When I say community, I mean all sectors of it – whether those interested in maps and guide books, fiction, children’s books, local history, bestsellers, really obscure stuff, railway books, school coursebooks, philosophy, gardening, Dick Brice CDs (we may have been the only outlet for the Forest folksinger), deaf education books, lots on the poet FW Harvey, cards… well, everything really, including taking the Review ads. We had everyone from anarchists to Conservatives, people of all social classes and backgrounds as customers, we sold tickets for all sorts of community events, we were a what’s on noticeboard, a place with an armchair and teas and coffees, we took children’s authors and illustrators to schools, we hosted a festival, we were connected to other independent bookshops throughout the country, the shop won awards, and we had many friends… and so on. We had many books, and promoted many books, by local authors, we had housebound customers who we sent books to at their requests, we had loyal customers years ago moved far away, sometimes abroad, who still rang us and wrote to us requesting books. The discussions were myriad, from philosophical to being a tourist information service (we did that too after the council shut the centres down). We were a registered ‘safe place’ for anyone with mental illnesses. We gave away free books, stickers etc to encourage more young readers, we brought in top writers to give talks, readings and signings on anything from Forest of Dean poetry to the history of the English language, from the latest Doctor Who sci-fi or Andrew Taylor’s historical thrillers. There were some great social occasions, and everyone was welcome.

The simple reason why the Bookshop is closing is because its founder and owner Doug McLean is retiring, and market conditions have ensured nobody wants to take it on.

I saw the Bookshop as partly a social centre or maybe interchange, obliged to be a capitalist enterprise. But it was big money that killed it off. Just about everyone I know shops by Amazon – and have to admit I have too (though very guiltily and very infrequently). Why? Financial necessity usually, for me, as well as practical convenience. To compete with these kind of realities by being, well, more social and sociable, by helping out customers with book searches, or just having a chat about anything under the sun, proved not enough.
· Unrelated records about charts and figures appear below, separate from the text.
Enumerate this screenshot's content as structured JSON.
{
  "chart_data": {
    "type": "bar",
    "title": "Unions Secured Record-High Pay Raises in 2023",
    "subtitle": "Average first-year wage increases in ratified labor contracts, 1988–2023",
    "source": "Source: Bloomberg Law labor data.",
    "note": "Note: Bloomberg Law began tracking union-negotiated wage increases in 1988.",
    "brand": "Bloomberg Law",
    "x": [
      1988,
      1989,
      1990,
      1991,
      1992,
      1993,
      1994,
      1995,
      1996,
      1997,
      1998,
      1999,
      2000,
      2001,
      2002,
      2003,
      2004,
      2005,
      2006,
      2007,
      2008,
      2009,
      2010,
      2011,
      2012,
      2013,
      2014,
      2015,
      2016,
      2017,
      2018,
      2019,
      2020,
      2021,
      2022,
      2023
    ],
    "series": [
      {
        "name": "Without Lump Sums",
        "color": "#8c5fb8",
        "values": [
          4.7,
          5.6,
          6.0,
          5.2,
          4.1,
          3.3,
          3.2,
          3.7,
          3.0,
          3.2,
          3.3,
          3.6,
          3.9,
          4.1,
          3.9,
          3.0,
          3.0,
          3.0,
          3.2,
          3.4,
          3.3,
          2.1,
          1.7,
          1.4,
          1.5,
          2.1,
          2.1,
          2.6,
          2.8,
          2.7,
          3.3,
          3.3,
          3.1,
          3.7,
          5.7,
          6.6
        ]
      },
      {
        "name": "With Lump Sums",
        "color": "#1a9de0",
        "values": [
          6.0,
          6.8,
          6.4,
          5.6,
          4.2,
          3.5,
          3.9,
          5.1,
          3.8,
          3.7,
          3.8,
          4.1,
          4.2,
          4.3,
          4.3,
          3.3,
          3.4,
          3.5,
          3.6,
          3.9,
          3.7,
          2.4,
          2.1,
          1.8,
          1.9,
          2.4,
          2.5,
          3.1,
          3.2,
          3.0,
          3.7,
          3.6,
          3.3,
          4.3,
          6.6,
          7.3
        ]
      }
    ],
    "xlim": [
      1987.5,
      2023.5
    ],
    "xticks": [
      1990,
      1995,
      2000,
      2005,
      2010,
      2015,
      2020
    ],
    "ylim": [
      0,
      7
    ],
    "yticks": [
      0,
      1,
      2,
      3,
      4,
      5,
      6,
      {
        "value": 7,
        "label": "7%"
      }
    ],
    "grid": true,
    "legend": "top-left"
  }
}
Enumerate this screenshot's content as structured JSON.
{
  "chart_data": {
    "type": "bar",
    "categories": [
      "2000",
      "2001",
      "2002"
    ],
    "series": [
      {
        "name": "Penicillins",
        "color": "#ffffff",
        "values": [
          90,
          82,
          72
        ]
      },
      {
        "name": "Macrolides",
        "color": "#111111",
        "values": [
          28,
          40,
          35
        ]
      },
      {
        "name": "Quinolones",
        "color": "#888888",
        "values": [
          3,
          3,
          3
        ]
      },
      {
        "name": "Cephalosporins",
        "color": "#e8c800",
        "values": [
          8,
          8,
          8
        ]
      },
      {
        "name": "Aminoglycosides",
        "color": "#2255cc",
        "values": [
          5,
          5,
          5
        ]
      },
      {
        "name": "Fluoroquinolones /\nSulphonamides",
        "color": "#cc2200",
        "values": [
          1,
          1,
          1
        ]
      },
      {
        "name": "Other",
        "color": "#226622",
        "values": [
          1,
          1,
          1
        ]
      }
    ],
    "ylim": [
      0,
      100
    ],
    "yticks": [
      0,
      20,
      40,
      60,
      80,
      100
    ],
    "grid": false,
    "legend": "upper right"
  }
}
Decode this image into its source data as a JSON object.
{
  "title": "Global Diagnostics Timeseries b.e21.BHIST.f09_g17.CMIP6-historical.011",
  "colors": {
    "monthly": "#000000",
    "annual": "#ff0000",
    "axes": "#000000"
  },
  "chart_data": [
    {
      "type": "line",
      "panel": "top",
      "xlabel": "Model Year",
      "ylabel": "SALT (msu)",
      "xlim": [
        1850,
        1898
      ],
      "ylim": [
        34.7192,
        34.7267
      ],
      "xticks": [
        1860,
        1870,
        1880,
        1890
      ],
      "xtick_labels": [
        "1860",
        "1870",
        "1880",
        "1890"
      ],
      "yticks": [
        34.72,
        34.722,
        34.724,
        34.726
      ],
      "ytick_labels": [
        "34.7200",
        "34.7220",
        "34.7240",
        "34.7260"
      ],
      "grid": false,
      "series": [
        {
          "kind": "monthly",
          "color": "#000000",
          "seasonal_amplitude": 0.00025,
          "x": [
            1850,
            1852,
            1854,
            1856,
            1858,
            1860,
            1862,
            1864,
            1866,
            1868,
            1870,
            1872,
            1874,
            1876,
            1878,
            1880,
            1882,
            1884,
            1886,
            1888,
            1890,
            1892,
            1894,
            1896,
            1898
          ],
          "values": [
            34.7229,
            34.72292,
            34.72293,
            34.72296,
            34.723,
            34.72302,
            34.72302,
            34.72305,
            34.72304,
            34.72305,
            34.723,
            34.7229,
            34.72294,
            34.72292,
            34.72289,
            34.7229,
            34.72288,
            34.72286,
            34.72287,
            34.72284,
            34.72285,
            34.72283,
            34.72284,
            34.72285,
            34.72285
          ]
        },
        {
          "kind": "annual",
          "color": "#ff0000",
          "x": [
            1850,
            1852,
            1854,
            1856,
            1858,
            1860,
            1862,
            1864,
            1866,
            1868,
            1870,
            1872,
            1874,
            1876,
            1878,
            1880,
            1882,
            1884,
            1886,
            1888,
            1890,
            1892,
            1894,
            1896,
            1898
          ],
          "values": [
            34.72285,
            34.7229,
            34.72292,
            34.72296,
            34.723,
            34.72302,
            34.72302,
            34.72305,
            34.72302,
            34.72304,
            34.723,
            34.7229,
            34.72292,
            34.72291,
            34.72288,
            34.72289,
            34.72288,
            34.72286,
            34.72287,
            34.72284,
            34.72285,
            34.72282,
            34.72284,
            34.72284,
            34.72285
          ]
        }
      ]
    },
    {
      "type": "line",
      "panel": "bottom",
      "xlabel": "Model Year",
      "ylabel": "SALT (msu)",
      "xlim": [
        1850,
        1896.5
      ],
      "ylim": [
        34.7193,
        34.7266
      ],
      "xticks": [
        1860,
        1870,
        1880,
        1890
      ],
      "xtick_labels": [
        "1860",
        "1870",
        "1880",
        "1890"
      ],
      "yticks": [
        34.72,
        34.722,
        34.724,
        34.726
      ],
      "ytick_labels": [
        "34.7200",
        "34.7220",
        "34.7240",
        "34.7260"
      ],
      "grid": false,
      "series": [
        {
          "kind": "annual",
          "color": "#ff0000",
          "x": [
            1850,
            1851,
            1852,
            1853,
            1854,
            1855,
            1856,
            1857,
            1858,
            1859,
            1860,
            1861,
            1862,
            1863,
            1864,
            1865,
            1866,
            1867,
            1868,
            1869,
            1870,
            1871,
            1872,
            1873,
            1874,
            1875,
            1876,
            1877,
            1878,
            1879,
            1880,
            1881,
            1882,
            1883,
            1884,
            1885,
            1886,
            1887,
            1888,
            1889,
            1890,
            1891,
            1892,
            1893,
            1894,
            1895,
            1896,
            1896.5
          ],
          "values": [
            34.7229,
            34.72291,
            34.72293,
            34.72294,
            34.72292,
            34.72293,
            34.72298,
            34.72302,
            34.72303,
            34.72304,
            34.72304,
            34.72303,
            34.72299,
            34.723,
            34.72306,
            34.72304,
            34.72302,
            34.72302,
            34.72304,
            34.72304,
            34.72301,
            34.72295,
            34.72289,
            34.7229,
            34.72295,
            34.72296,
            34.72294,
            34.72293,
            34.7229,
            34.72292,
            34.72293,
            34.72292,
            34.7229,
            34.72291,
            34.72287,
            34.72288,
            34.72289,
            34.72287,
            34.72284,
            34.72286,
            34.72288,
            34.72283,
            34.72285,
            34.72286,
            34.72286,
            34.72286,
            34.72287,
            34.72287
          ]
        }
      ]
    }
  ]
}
People in the Cotswolds are incredulous that parking charges of 40p per hour (or is it two hours?) emptied the towns of visitors as they did a few years ago. But in the past people had always expected and got free parking – they pay taxes, after all. The imposition of ANY parking charge, plus the privatisation of our public spaces, patrolled by penalty-ticket collectors, is kind of a downer here in the Forest of Dean. Having such an imposition on what was previously a non-authoritarian semi-urban atmosphere has put people off. That and the massive reduction in bus services and hikes in prices meant less people passing through.

In the two years I spent working at the Bookshop, I witnessed the impact of neoliberal economics, the big crushing the small in the name of the ‘free market’. The Bookseller magazine showed that books – which we sold by the Recommended Retail Price because we couldn’t afford to sell them cheaper – were sometimes less than the wholesale prices on their average selling price, thanks to the clout of Amazon.

Personally, I think the Bookshop could have continued as a new community venture of some sort, non-profit based. A group of us did have a few meetings about it – but everyone, including me, was too busy to really lead the project, so it didn’t happen.

Maybe I’ll revise this blog to add some more eloquent prose about the Forest Bookshop and why it is such a tragic loss that it couldn’t continue… I’m sure many people I know (and don’t know) will have fond memories of the shop over the past four decades.

My very best wishes to Doug, Pat and Ian if they should read this.